Que voulait-elle dire le réveil des Échos ? Et quel lien voyait-elle avec notre nouvelle recrue ? Je n’y connaissais rien en légende avalone, mais je savais que l’intuition des habitants du pays le plus au nord de notre monde n’était pas à prendre à la légère. Je me promis de faire des recherches sur les Échos dès que je le pourrais.

Mais en attendant, le retour au calme me fit du bien. Mon coeur, lui ne cessait de battre puissamment dans ma poitrine.

Depuis le premier regard échangé avec Analena, j'expérimentais des émotions variées. Une certaine bonne humeur quand je la croisais. Des palpitations jusqu'au bout de mes doigts. Son prénom qui tournait en boucle dans ma tête. Et maintenant, voilà que je mourrais d'envie de lui parler, encore et encore, afin d’apprendre à la connaître un peu plus.
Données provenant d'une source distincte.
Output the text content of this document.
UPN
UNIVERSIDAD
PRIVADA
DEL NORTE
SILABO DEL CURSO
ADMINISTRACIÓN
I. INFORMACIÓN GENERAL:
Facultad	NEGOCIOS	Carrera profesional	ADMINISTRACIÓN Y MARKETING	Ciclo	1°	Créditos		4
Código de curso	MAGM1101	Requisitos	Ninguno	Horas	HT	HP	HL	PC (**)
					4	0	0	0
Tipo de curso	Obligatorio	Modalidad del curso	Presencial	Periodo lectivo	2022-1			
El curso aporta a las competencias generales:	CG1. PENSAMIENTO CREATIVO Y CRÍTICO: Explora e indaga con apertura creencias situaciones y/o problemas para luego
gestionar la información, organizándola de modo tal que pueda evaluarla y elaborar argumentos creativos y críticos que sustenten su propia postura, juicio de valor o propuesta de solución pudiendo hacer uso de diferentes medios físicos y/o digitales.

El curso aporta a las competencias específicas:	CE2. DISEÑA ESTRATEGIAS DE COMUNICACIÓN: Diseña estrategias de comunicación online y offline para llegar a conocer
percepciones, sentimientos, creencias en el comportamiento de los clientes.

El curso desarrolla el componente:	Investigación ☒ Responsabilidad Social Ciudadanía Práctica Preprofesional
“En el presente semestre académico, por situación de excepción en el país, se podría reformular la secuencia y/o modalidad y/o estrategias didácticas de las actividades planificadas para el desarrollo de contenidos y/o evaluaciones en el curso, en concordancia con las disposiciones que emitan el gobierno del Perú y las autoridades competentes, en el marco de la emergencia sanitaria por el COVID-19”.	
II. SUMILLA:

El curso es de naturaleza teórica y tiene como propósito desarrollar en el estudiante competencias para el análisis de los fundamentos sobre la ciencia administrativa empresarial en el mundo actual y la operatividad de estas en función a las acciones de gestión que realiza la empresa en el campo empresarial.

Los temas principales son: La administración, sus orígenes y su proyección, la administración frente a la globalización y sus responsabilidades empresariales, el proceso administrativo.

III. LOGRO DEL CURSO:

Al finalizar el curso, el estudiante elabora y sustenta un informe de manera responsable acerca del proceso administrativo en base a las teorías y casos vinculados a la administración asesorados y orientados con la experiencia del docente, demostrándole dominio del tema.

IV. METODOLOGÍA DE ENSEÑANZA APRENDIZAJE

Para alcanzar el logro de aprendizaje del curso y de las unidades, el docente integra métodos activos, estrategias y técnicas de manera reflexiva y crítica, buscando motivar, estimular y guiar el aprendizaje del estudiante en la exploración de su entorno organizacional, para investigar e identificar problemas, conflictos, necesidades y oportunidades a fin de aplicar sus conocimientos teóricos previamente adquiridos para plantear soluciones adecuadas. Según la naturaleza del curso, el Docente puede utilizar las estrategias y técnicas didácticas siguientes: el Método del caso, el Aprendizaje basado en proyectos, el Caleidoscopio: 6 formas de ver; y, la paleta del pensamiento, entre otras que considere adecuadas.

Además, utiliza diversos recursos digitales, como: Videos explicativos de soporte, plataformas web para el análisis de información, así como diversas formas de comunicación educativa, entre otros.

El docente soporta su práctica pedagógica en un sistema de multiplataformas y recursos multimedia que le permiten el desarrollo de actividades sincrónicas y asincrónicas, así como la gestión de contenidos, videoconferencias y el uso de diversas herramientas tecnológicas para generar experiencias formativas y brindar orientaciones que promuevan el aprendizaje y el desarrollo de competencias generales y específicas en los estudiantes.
Je m'assis sur mon lit, la tête entre les mains, fatigué. Je m'allongeai et fermai les yeux. Comme une nouvelle habitude, Analena se trouvait là, derrière mes paupières, son sourire aux lèvres et ses iris brillants.

Je devais me faire à l'idée. Cela ne m'était pas arrivé depuis longtemps, si bien que j'en avais oublié l'ensemble des sensations.

Mais c’était évident. J'étais en train de tomber amoureux d'elle.